Sunday, April 01, 2007

RedCoal GSM Triangulation in Australia

location based services


Published April 2nd, 2007 in GSM Triangulation
I found this on ITWire:
Finding your location when on the move is big business and has been dominated in the past by GPS. But now there is another technology available in Australia that allows standard mobile phones to be located using a technique called GSM triangulation.

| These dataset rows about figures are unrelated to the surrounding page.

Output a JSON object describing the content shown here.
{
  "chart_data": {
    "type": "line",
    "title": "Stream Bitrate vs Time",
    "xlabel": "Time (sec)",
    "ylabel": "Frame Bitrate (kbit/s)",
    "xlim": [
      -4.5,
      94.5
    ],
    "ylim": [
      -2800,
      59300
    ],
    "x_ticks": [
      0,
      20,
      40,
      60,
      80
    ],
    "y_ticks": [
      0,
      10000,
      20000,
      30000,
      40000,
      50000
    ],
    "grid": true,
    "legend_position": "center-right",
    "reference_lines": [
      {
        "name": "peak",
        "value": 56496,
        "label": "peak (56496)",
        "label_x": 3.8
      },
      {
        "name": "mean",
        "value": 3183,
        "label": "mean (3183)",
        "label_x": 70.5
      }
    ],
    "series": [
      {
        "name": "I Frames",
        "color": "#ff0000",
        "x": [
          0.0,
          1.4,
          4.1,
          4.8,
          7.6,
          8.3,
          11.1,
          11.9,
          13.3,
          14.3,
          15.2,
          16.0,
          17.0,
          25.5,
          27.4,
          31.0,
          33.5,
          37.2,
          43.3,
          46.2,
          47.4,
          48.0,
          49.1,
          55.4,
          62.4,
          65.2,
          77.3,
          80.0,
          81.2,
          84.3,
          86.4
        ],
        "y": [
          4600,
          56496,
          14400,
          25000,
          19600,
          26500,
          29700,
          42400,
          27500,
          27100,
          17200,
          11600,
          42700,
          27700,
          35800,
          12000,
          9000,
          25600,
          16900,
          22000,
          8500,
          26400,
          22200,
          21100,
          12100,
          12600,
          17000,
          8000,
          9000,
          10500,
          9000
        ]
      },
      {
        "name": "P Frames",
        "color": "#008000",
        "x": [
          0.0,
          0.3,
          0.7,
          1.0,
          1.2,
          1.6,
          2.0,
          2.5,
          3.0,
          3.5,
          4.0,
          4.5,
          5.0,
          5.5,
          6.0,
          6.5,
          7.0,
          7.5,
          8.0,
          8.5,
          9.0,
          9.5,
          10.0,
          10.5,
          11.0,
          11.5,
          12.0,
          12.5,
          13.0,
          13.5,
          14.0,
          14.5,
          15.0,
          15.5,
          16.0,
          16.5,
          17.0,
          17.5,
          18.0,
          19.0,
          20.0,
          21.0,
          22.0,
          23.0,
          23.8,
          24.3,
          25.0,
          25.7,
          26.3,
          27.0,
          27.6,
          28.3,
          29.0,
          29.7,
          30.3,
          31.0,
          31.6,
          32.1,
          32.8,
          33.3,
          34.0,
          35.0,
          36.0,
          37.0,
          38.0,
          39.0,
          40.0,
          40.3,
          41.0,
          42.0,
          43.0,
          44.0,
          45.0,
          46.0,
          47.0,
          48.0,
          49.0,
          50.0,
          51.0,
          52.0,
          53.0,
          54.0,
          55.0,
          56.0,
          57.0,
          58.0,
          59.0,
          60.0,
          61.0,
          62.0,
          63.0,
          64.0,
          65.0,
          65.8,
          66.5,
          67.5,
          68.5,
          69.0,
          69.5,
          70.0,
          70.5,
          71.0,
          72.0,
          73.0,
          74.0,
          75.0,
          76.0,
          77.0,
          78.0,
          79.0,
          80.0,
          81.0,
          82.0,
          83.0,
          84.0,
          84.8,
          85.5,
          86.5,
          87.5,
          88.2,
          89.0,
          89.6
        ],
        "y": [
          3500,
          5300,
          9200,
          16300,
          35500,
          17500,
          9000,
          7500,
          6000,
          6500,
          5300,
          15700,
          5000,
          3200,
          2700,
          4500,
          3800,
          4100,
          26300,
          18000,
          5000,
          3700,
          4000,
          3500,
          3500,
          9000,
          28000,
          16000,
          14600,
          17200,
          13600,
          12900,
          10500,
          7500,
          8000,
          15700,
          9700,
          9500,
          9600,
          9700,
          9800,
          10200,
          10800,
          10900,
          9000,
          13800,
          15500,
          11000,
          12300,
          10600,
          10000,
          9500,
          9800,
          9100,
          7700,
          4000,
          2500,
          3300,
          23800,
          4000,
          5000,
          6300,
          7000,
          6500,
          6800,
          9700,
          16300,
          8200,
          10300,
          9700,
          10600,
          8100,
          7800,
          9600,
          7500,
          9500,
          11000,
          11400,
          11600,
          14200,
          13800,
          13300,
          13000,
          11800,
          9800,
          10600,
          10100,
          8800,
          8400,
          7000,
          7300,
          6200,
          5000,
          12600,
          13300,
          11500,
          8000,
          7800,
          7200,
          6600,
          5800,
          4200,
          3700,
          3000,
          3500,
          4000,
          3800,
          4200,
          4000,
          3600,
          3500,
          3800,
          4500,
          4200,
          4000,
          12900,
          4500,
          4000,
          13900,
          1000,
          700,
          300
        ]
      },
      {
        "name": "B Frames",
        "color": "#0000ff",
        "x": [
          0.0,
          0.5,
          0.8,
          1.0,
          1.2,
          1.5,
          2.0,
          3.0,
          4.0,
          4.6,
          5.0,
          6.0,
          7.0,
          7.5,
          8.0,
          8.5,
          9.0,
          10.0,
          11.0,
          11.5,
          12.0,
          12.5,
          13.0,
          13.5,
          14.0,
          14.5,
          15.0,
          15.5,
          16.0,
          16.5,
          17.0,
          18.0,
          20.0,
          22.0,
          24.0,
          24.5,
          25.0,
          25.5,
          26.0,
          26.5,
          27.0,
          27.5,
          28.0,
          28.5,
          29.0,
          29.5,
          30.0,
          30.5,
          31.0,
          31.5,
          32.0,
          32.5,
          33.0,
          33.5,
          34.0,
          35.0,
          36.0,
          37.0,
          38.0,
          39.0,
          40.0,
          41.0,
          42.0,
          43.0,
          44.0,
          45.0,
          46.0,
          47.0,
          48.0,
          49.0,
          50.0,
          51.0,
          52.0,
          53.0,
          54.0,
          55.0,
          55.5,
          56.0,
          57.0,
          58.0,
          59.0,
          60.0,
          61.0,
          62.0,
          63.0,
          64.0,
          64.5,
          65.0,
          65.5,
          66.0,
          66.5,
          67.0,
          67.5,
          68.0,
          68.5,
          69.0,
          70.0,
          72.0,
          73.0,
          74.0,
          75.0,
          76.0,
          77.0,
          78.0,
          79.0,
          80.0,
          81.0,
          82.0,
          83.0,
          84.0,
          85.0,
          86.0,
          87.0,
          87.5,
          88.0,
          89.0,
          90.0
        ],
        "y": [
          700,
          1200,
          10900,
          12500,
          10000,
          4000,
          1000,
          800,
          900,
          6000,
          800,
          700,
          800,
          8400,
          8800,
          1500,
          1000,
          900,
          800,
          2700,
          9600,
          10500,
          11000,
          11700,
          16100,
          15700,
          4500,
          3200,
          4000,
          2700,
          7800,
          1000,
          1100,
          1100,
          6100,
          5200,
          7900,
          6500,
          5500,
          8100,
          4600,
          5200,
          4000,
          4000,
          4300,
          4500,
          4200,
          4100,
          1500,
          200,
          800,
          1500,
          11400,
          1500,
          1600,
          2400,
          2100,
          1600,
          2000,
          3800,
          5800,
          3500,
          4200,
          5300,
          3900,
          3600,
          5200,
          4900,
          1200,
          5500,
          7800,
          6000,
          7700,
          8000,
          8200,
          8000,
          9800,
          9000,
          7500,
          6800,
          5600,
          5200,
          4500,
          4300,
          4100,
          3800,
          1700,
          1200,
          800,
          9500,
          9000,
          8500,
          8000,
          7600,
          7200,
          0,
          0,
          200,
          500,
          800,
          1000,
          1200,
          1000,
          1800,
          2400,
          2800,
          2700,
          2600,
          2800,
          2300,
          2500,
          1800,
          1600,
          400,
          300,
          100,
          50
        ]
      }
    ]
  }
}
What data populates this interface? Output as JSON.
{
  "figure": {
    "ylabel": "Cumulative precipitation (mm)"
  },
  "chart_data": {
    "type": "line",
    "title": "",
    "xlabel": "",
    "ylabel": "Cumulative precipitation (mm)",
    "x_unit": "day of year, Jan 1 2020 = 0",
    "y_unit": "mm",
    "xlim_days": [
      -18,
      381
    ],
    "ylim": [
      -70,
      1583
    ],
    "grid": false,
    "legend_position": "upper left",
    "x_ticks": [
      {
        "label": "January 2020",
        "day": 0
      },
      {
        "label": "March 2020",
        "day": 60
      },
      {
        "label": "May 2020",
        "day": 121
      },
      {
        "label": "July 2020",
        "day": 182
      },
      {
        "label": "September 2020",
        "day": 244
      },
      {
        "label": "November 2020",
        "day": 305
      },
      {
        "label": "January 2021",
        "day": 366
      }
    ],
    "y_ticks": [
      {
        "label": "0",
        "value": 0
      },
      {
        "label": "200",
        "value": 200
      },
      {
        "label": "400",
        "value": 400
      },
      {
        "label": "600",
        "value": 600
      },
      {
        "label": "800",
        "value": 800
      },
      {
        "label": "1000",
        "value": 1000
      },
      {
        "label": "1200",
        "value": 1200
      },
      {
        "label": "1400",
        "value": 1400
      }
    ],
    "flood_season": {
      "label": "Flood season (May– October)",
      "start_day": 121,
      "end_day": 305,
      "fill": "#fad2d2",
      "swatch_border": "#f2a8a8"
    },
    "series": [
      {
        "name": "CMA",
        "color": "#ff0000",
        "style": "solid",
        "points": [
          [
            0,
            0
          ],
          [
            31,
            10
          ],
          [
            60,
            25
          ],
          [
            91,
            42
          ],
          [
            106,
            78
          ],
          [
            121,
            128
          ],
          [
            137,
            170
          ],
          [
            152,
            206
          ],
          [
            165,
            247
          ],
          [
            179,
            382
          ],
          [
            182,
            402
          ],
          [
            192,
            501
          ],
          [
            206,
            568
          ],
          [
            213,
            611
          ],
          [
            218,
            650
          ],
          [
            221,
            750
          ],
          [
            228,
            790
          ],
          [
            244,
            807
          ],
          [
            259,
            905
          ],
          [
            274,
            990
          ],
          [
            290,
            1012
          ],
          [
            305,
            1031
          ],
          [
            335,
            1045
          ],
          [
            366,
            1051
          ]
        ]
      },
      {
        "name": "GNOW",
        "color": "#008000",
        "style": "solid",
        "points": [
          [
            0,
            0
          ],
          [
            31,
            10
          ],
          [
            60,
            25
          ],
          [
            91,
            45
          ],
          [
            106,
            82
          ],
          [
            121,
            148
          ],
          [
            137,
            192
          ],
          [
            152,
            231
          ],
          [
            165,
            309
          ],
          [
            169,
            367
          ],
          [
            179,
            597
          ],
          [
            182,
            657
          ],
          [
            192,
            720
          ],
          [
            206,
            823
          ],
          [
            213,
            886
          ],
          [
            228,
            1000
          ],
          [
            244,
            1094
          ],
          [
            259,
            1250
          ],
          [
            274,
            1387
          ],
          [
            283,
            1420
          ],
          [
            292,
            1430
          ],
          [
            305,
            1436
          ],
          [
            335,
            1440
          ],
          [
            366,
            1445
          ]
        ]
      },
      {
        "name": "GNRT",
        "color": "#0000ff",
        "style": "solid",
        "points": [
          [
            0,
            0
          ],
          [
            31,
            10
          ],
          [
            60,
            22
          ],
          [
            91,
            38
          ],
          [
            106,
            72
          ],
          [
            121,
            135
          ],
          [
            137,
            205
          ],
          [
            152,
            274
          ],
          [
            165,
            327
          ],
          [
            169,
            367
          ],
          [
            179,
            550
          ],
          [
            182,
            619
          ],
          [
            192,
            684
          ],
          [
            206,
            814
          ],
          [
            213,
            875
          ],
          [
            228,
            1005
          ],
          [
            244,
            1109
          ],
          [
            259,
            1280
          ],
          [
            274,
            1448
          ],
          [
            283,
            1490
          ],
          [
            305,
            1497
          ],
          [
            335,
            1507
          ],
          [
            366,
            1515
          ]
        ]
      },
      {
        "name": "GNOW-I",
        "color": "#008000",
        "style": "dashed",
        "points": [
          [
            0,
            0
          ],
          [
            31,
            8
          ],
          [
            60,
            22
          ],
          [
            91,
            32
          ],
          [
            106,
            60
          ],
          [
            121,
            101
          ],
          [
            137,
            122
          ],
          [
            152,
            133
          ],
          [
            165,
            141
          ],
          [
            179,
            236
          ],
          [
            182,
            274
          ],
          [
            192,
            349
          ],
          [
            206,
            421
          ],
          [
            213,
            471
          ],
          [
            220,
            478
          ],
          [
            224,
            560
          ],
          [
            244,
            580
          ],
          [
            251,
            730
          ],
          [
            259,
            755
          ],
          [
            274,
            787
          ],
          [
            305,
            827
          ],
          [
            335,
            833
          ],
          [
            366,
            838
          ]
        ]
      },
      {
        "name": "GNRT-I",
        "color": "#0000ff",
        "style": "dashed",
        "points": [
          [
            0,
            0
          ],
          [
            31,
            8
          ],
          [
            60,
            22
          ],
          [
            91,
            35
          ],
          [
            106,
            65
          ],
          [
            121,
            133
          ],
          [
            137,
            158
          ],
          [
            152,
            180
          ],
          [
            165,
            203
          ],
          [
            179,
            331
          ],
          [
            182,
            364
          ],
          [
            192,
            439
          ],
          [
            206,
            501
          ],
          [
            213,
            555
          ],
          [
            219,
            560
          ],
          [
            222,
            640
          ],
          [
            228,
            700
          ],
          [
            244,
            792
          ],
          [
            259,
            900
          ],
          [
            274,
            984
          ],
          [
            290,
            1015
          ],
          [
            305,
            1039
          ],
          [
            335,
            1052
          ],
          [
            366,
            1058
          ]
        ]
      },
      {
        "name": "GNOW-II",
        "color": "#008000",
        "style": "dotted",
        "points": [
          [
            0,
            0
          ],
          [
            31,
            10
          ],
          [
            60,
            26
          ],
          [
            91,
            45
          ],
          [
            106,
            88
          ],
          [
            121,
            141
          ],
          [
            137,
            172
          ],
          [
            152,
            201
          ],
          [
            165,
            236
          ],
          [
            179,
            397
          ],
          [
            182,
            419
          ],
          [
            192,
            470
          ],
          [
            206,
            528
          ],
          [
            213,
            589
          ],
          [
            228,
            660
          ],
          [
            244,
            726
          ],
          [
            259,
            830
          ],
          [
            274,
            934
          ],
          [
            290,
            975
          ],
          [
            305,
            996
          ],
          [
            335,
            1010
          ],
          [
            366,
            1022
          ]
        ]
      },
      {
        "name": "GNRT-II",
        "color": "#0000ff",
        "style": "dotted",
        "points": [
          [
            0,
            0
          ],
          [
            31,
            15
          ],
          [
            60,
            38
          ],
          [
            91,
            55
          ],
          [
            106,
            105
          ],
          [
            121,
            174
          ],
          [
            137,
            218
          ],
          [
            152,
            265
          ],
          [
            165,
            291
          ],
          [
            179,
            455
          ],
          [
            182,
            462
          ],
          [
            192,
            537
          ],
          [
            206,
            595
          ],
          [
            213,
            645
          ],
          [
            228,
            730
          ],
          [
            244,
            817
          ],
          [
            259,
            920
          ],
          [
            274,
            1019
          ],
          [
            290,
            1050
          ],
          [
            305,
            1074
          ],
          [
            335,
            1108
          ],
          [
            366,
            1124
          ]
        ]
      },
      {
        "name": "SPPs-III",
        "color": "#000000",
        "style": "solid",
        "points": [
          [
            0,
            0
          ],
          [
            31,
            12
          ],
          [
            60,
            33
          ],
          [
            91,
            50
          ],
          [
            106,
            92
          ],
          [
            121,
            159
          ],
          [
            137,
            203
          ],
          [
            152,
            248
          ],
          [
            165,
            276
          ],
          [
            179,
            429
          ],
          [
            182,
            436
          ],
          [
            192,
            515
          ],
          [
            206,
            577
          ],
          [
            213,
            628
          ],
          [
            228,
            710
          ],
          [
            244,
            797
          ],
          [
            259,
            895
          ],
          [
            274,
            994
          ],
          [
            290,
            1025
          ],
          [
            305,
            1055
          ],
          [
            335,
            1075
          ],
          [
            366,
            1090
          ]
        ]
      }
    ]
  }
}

“With the Australian mobile phone market at near saturation, this is big business,” says Ray David, Sales and Marketing Manager of Sydney based wireless innovation company redcoal Pty Ltd which has just launched its own range of GSM location based services.
“Our SimPoint service gives dispatchers and managers of mobile field staff the ability to locate their people by tracking their mobile phones. A simple to use web interface also allows messaging to these mobiles. We think that a lot of small to medium size companies that do not want to invest in GPS hardware and that need to track their people outside of a vehicle will find this attractive”, says David.
“We are also the first company in Australia to provide the development tools that can be used by others to create their own customised location based services,” says David.
Overseas where this technology has been available for years, businesses offering personalised services such as friendfinders, ATM finders and other point of interest locators are garnering significant interest from venture capital organisations.
According to a US survey by In-Stat MDR, 85% of wireless subscribers were interested in accessing location based services. More than half of these were also willing to pay a premium for these features. One conclusion from the study was that location based services held much broader mass-market appeal among wireless subscribers than other wireless data services such as ring tones and mobile games.
ABI Research estimates that the global location based market will grow to $8 billion in 2010, and with 55 percent of the world’s mobile subscribers, much of this growth will be in the Asia Pacific region.
Location based services have been threatening to explode for a while and now GSM triangulation technology makes a new world of consumer and business applications possible.
I’m simply not sure that a heavy investment in triangulation is the way forward when GSM chips in phones are becoming de rigeur. Once the Google phone launches, with Google Maps, I think a strong direction will be taken away from GSM Triangulation. But hey! I’ve been wrong before.